Businesses face a 50 million leva expense to update cash registers for dual currency use, euros and leva, ahead of Bulgaria’s eurozone entry. Employers guarantee that by October 8, all fiscal devices will be ready to issue receipts in both currencies. The IT sector reports no major software problems, yet service centers authorized to update older machines anticipate challenges due to the manual nature of the installations required on thousands of outdated devices.

Small business owners express concern over the process. Krasimira Bozukova, who runs two stores, shared that her cash registers will be updated online today. She explained, “We are currently coordinating with the company on when to update. We expect the system to automatically integrate the euro alongside the leva, after which a cash receipt should print. Then, we’ll receive instructions from the company on next steps. For now, we’re waiting for that receipt.”

However, this update service comes at a cost. Bozukova noted that each cash register must be updated separately, with fees around 120 leva per device – a significant expense for small businesses.

Across Bulgaria, there are nearly 460,000 fiscal devices needing this “pre-fiscalization.” Business representatives estimate the total cost to be between 50 and 100 leva per device (25 and 50 euros), adding up to about 50 million leva for the entire sector. Dobrin Ivanov, executive director of the Association of Industrial Capital in Bulgaria (AICB), described the cost as “extraordinary” and unplanned in budgets. Still, he emphasized that businesses accept this investment, recognizing the long-term advantages of eurozone membership outweigh the immediate financial strain.

Low interest rates

The government has granted a two-month grace period for businesses to complete the necessary upgrades. Until October 8, the Consumer Protection Commission, National Revenue Agency, Bulgarian National Bank, and Financial Supervision Commission will issue written warnings rather than fines for receipts showing prices in both leva and euros. Ivanov called the extension “a great relief” and believes the timeframe is sufficient to meet all fiscal and legal requirements.

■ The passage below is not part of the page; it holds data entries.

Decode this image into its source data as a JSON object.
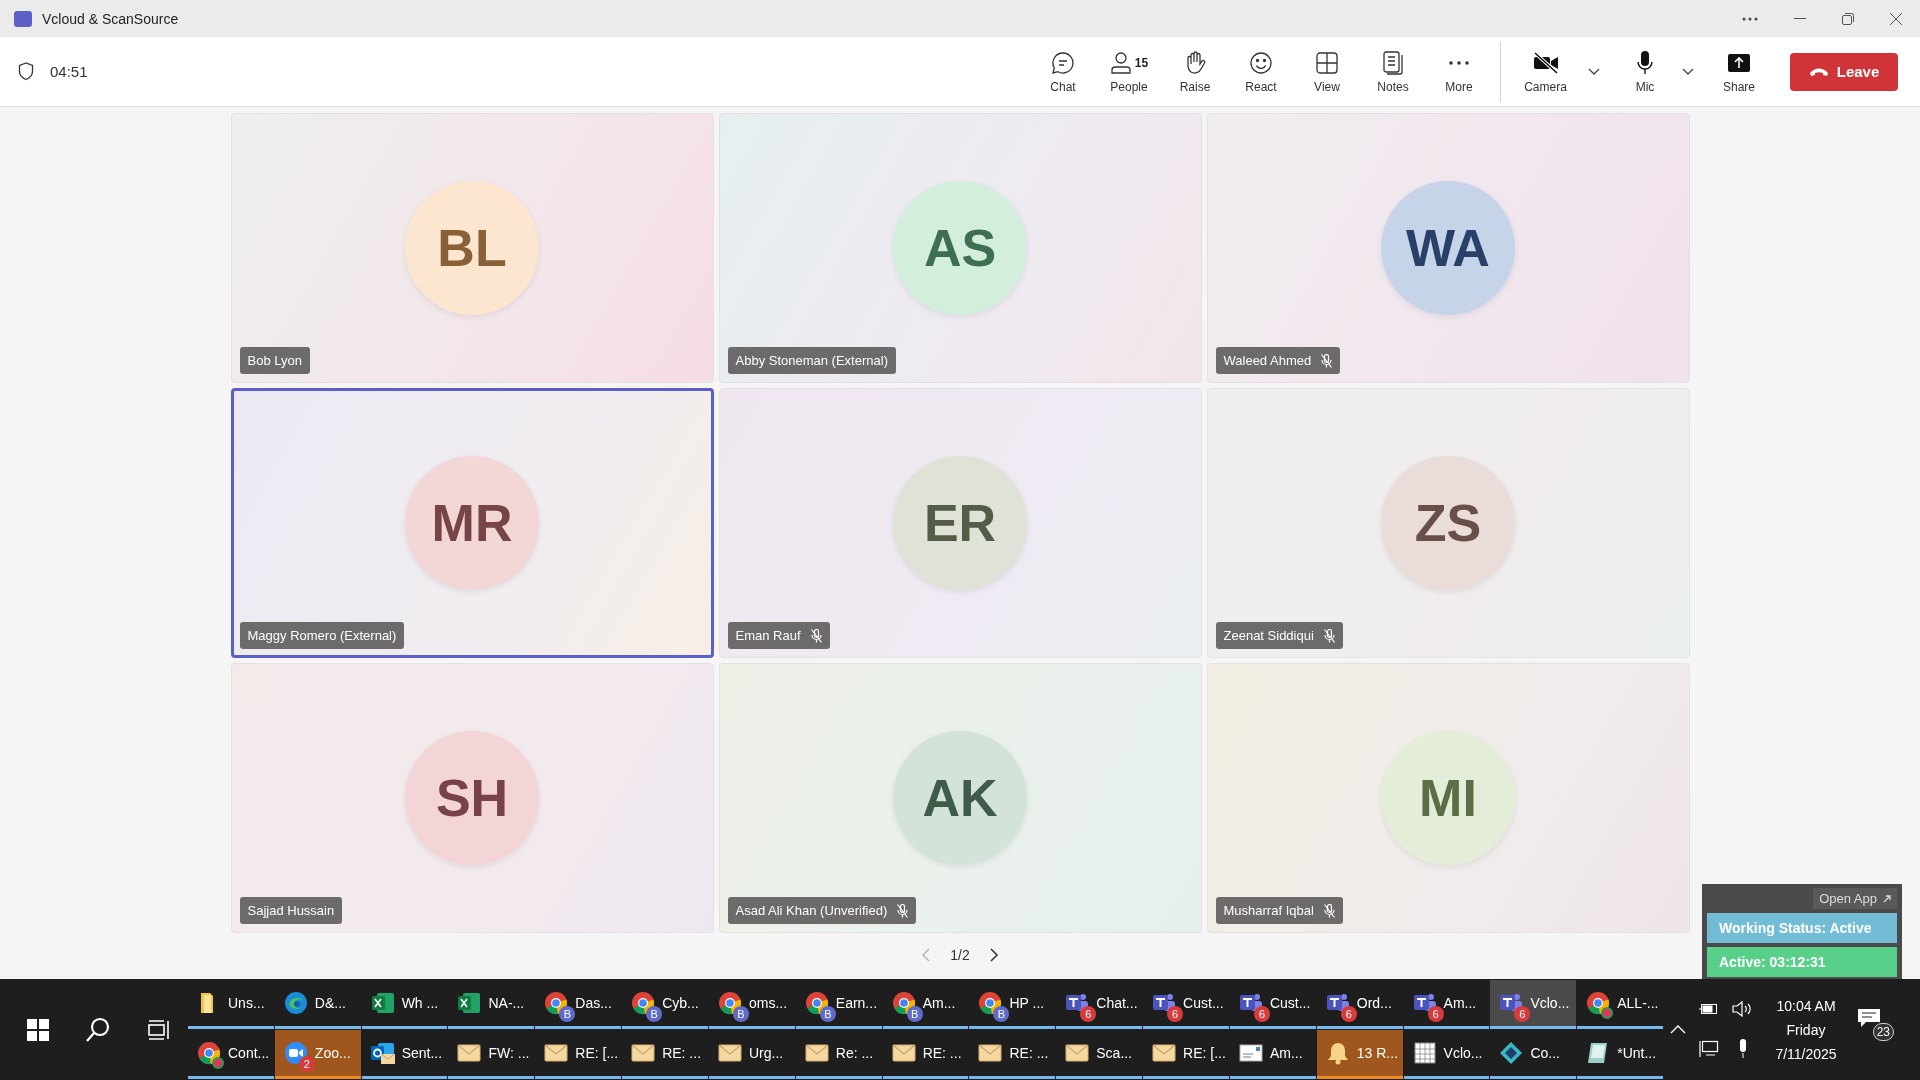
{
  "window": {
    "title": "Vcloud & ScanSource"
  },
  "meeting_bar": {
    "timer": "04:51",
    "controls": [
      {
        "kind": "chat",
        "label": "Chat"
      },
      {
        "kind": "people",
        "label": "People",
        "count": "15"
      },
      {
        "kind": "raise",
        "label": "Raise"
      },
      {
        "kind": "react",
        "label": "React"
      },
      {
        "kind": "view",
        "label": "View"
      },
      {
        "kind": "notes",
        "label": "Notes"
      },
      {
        "kind": "more",
        "label": "More"
      },
      {
        "kind": "camera",
        "label": "Camera",
        "on": false,
        "dropdown": true
      },
      {
        "kind": "mic",
        "label": "Mic",
        "on": true,
        "dropdown": true
      },
      {
        "kind": "share",
        "label": "Share"
      }
    ],
    "leave_button": "Leave"
  },
  "participants": [
    {
      "initials": "BL",
      "name": "Bob Lyon",
      "muted": false,
      "selected": false,
      "color": "#fde6cf"
    },
    {
      "initials": "AS",
      "name": "Abby Stoneman (External)",
      "muted": false,
      "selected": false,
      "color": "#d3eedd"
    },
    {
      "initials": "WA",
      "name": "Waleed Ahmed",
      "muted": true,
      "selected": false,
      "color": "#c6d4ea"
    },
    {
      "initials": "MR",
      "name": "Maggy Romero (External)",
      "muted": false,
      "selected": true,
      "color": "#f3d6d6"
    },
    {
      "initials": "ER",
      "name": "Eman Rauf",
      "muted": true,
      "selected": false,
      "color": "#dfe3d7"
    },
    {
      "initials": "ZS",
      "name": "Zeenat Siddiqui",
      "muted": true,
      "selected": false,
      "color": "#eadcd8"
    },
    {
      "initials": "SH",
      "name": "Sajjad Hussain",
      "muted": false,
      "selected": false,
      "color": "#f3d5d8"
    },
    {
      "initials": "AK",
      "name": "Asad Ali Khan (Unverified)",
      "muted": true,
      "selected": false,
      "color": "#d3e3d9"
    },
    {
      "initials": "MI",
      "name": "Musharraf Iqbal",
      "muted": true,
      "selected": false,
      "color": "#e4edd7"
    }
  ],
  "pager": {
    "label": "1/2",
    "previous_disabled": true
  },
  "status_widget": {
    "open_app": "Open App",
    "working_status": "Working Status: Active",
    "active_time": "Active: 03:12:31"
  },
  "taskbar": {
    "rows": [
      [
        {
          "kind": "folder",
          "label": "Uns...",
          "active": false,
          "flashing": false
        },
        {
          "kind": "edge",
          "label": "D&...",
          "active": false,
          "flashing": false
        },
        {
          "kind": "excel",
          "label": "Wh ...",
          "active": false,
          "flashing": false
        },
        {
          "kind": "excel",
          "label": "NA-...",
          "active": false,
          "flashing": false
        },
        {
          "kind": "chrome",
          "label": "Das...",
          "badge": "B",
          "active": false,
          "flashing": false
        },
        {
          "kind": "chrome",
          "label": "Cyb...",
          "badge": "B",
          "active": false,
          "flashing": false
        },
        {
          "kind": "chrome",
          "label": "oms...",
          "badge": "B",
          "active": false,
          "flashing": false
        },
        {
          "kind": "chrome",
          "label": "Earn...",
          "badge": "B",
          "active": false,
          "flashing": false
        },
        {
          "kind": "chrome",
          "label": "Am...",
          "badge": "B",
          "active": false,
          "flashing": false
        },
        {
          "kind": "chrome",
          "label": "HP ...",
          "badge": "B",
          "active": false,
          "flashing": false
        },
        {
          "kind": "teams",
          "label": "Chat...",
          "badge": "6",
          "active": false,
          "flashing": false
        },
        {
          "kind": "teams",
          "label": "Cust...",
          "badge": "6",
          "active": false,
          "flashing": false
        },
        {
          "kind": "teams",
          "label": "Cust...",
          "badge": "6",
          "active": false,
          "flashing": false
        },
        {
          "kind": "teams",
          "label": "Ord...",
          "badge": "6",
          "active": false,
          "flashing": false
        },
        {
          "kind": "teams",
          "label": "Am...",
          "badge": "6",
          "active": false,
          "flashing": false
        },
        {
          "kind": "teams",
          "label": "Vclo...",
          "badge": "6",
          "active": true,
          "flashing": false
        },
        {
          "kind": "chrome-dot",
          "label": "ALL-...",
          "active": false,
          "flashing": false
        }
      ],
      [
        {
          "kind": "chrome-dot",
          "label": "Cont...",
          "active": false,
          "flashing": false
        },
        {
          "kind": "zoom",
          "label": "Zoo...",
          "badge": "2",
          "active": false,
          "flashing": true
        },
        {
          "kind": "outlook",
          "label": "Sent...",
          "active": false,
          "flashing": false
        },
        {
          "kind": "mail",
          "label": "FW: ...",
          "active": false,
          "flashing": false
        },
        {
          "kind": "mail",
          "label": "RE: [...",
          "active": false,
          "flashing": false
        },
        {
          "kind": "mail",
          "label": "RE: ...",
          "active": false,
          "flashing": false
        },
        {
          "kind": "mail",
          "label": "Urg...",
          "active": false,
          "flashing": false
        },
        {
          "kind": "mail",
          "label": "Re: ...",
          "active": false,
          "flashing": false
        },
        {
          "kind": "mail",
          "label": "RE: ...",
          "active": false,
          "flashing": false
        },
        {
          "kind": "mail",
          "label": "RE: ...",
          "active": false,
          "flashing": false
        },
        {
          "kind": "mail",
          "label": "Sca...",
          "active": false,
          "flashing": false
        },
        {
          "kind": "mail",
          "label": "RE: [...",
          "active": false,
          "flashing": false
        },
        {
          "kind": "letter",
          "label": "Am...",
          "active": false,
          "flashing": false
        },
        {
          "kind": "bell",
          "label": "13 R...",
          "active": false,
          "flashing": true
        },
        {
          "kind": "calendar",
          "label": "Vclo...",
          "active": false,
          "flashing": false
        },
        {
          "kind": "diamond",
          "label": "Co...",
          "active": false,
          "flashing": false
        },
        {
          "kind": "paint",
          "label": "*Unt...",
          "active": false,
          "flashing": false
        }
      ]
    ],
    "clock": {
      "time": "10:04 AM",
      "day": "Friday",
      "date": "7/11/2025"
    },
    "notifications": "23"
  }
}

From a technical standpoint, the IT industry confirms that software upgrades alone are manageable. Dobroslav Dimitrov, chairman of the Bulgarian Employers’ Association Innovative Technologies (BRAIT), explained the complexity lies in the diversity of systems that must be individually updated. While newer devices can be updated online swiftly, older models rely on slower, manual processes, creating logistical challenges.

A significant hurdle remains the certification and reconfiguration of older fiscal devices by manufacturers and authorized service centers. Dimitrov warned that many of these older devices will likely miss initial deadlines but predicted the backlog will be addressed over time. He also highlighted the ongoing fight within the software sector to achieve full software-based fiscalization in Bulgaria.

Currently, only about 55% of cash registers have been adapted to handle euro transactions, according to industry estimates, signaling a considerable effort still required in the months ahead.